Naysayers are quick to point out that Bylsma won only one Stanley Cup in Pittsburgh in the Sidney Crosby-Evgeni Malkin era and that’s true. But it’s also the same number of Cups the exulted Babcock won in Detroit with Nicklas Lidstrom, Pavel Datsyuk and Henrik Zetterberg.

That key point was pretty much glossed over during last week’s pep rally/press conference in Toronto.

So Bylsma has cachet and he’s got motivation. Now he’s got to build a team and produce a culture. He used that word several times, and it’s something plenty of people dismiss as easily fixable with winning players.

That’s only true to an extent. Anyone who spent a few minutes around the Sabres last season – let alone the regular media members who were there on a daily basis for months on end – can tell you the culture of that dressing room was poisoned and in need of an immediate transformation.
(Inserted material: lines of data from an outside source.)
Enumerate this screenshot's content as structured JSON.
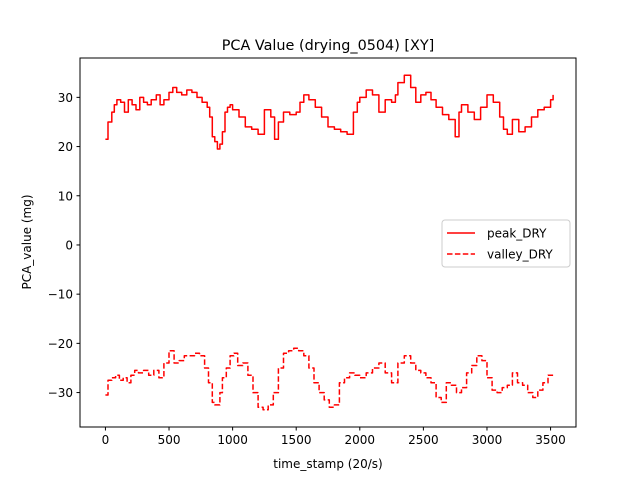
{
  "chart_data": {
    "type": "line",
    "title": "PCA Value (drying_0504) [XY]",
    "xlabel": "time_stamp (20/s)",
    "ylabel": "PCA_value (mg)",
    "xlim": [
      -200,
      3700
    ],
    "ylim": [
      -37,
      38
    ],
    "xticks": [
      0,
      500,
      1000,
      1500,
      2000,
      2500,
      3000,
      3500
    ],
    "xtick_labels": [
      "0",
      "500",
      "1000",
      "1500",
      "2000",
      "2500",
      "3000",
      "3500"
    ],
    "yticks": [
      -30,
      -20,
      -10,
      0,
      10,
      20,
      30
    ],
    "ytick_labels": [
      "−30",
      "−20",
      "−10",
      "0",
      "10",
      "20",
      "30"
    ],
    "grid": false,
    "legend_position": "center-right",
    "series": [
      {
        "name": "peak_DRY",
        "color": "#ff0000",
        "linestyle": "solid",
        "x": [
          0,
          20,
          50,
          70,
          90,
          120,
          150,
          180,
          210,
          240,
          270,
          300,
          330,
          360,
          400,
          430,
          460,
          500,
          530,
          560,
          600,
          640,
          680,
          720,
          760,
          800,
          820,
          840,
          860,
          880,
          900,
          920,
          940,
          960,
          980,
          1000,
          1050,
          1100,
          1150,
          1200,
          1250,
          1300,
          1330,
          1360,
          1400,
          1450,
          1500,
          1530,
          1560,
          1600,
          1650,
          1700,
          1750,
          1800,
          1850,
          1900,
          1950,
          1980,
          2000,
          2050,
          2100,
          2150,
          2200,
          2250,
          2280,
          2300,
          2350,
          2400,
          2440,
          2480,
          2520,
          2560,
          2600,
          2650,
          2700,
          2750,
          2780,
          2800,
          2850,
          2900,
          2950,
          3000,
          3050,
          3100,
          3130,
          3160,
          3200,
          3250,
          3300,
          3350,
          3400,
          3450,
          3500,
          3520
        ],
        "y": [
          21.5,
          25,
          27,
          28.5,
          29.5,
          29,
          27,
          29.5,
          28.5,
          27.5,
          30,
          29,
          28.5,
          29.5,
          30.5,
          28.5,
          29.5,
          31,
          32,
          31,
          30.5,
          31.5,
          31,
          30,
          29,
          28,
          26,
          22,
          21,
          19.5,
          20.5,
          23,
          27,
          28,
          28.5,
          27.5,
          26,
          24,
          23.5,
          22.5,
          27.5,
          26,
          21.5,
          25,
          27,
          26.5,
          27,
          29,
          30.5,
          29.5,
          28,
          26,
          24,
          23.5,
          23,
          22.5,
          27,
          29,
          30,
          31.5,
          30.5,
          27,
          29.5,
          29,
          30.5,
          33,
          34.5,
          32,
          29,
          30.5,
          31,
          29.5,
          28,
          26.5,
          25.5,
          22,
          27,
          28.5,
          27,
          25.5,
          28,
          30.5,
          29,
          26,
          23.5,
          22.5,
          25.5,
          23,
          24,
          26,
          27.5,
          28,
          29.5,
          30.5
        ]
      },
      {
        "name": "valley_DRY",
        "color": "#ff0000",
        "linestyle": "dashed",
        "x": [
          0,
          20,
          50,
          80,
          110,
          140,
          170,
          200,
          230,
          260,
          300,
          340,
          380,
          420,
          460,
          500,
          540,
          580,
          620,
          660,
          700,
          740,
          780,
          810,
          840,
          860,
          880,
          900,
          920,
          950,
          980,
          1010,
          1040,
          1080,
          1120,
          1160,
          1200,
          1240,
          1280,
          1320,
          1360,
          1400,
          1440,
          1480,
          1520,
          1560,
          1600,
          1640,
          1680,
          1720,
          1760,
          1800,
          1840,
          1880,
          1920,
          1960,
          2000,
          2050,
          2100,
          2150,
          2200,
          2250,
          2300,
          2350,
          2400,
          2440,
          2480,
          2520,
          2560,
          2600,
          2640,
          2680,
          2720,
          2760,
          2800,
          2840,
          2880,
          2920,
          2960,
          3000,
          3040,
          3080,
          3120,
          3160,
          3200,
          3240,
          3280,
          3320,
          3360,
          3400,
          3440,
          3480,
          3520
        ],
        "y": [
          -30.5,
          -27.5,
          -27,
          -26.5,
          -27.5,
          -27,
          -28,
          -26.5,
          -25.5,
          -26,
          -25.5,
          -26.5,
          -25.5,
          -27,
          -24,
          -21.5,
          -24,
          -23.5,
          -22.5,
          -22.5,
          -22,
          -22.5,
          -25,
          -28,
          -32,
          -32.5,
          -32.5,
          -30,
          -27,
          -25,
          -22.5,
          -22,
          -24.5,
          -24,
          -26.5,
          -30,
          -33,
          -33.5,
          -32.5,
          -30,
          -25,
          -22,
          -21.5,
          -21,
          -21.5,
          -22.5,
          -25,
          -28,
          -30,
          -31.5,
          -33,
          -32.5,
          -28,
          -27,
          -26,
          -26.5,
          -27,
          -26,
          -25,
          -24,
          -26,
          -28,
          -24,
          -22.5,
          -24,
          -25.5,
          -26,
          -27,
          -28,
          -31,
          -32,
          -28,
          -28.5,
          -30,
          -29,
          -26,
          -24.5,
          -22.5,
          -23.5,
          -27,
          -29.5,
          -30,
          -29,
          -28.5,
          -26,
          -28,
          -28.5,
          -30,
          -31,
          -29.5,
          -28,
          -26.5,
          -26.5
        ]
      }
    ]
  }
}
As Murray said, a Cup-winning coach like Bylsma can teach everyone in the organization to “think like winners, eventually act like winners and become winners.”

Bylsma’s yearlong hockey retreat since his firing has seen him pore over NHL game tape, travel to talk to pro and amateur coaches, do some television work and serve as an assistant at the World Championships.

He’s said he has extensively studied the burgeoning field of hockey analytics and cited the four remaining teams still playing – the Rangers, Lightning, Ducks and Blackhawks – as great examples of how those numbers translate. The Sabres, of course, were the worst team ever in analytics numbers and Bylsma knows that too.

“We have great room for improvement so we have that ahead of us and we will,” he said. “The key to puck possession is being able to defend, doing it quickly and being great at transitioning the other way. By defending better, we will be better in the other end. Our analytics will improve by being that type of team.”

Translation: Rasmus Ristolainen, Mark Pysyk, Zach Bogosian and Nikita Zadorov will be asked to be horses with the puck and lead the attack. Bylsma cited Buffalo’s young defense corps as a key plus when he evaluated the Sabres and talked to other hockey people about the club.

For Pegula and Murray, being able to get a coach like Bylsma has to be a huge sigh of relief. There were plenty of questions about the organization’s inner workings after the Babcock affair, and those questions remain. Getting snubbed again would have been a massive hit to the franchise’s credibility.

If the Sabres are really trying to win next season – praise be – proven success behind the bench is required. This hire had to be the guy the Sabres were confident could be the coach that has them someday playing hockey deep into the spring. Bylsma has been there, done that.

And with stars too. It looks like he’s going to get the chance to coach another one in Eichel.

“You have a chance to see a guy who’s going to be an elite player,” Bylsma said, referring to Eichel’s matchups in Prague against the likes of Malkin. “Jack’s going to be a good pick for anybody who does take him.”

There was a clear glint in Bylsma’s eye and a small smile on his face when he uttered that last crack. Pretty clear Bylsma thinks the kid from Boston is a huge piece to someday get his coaching career back to where it was.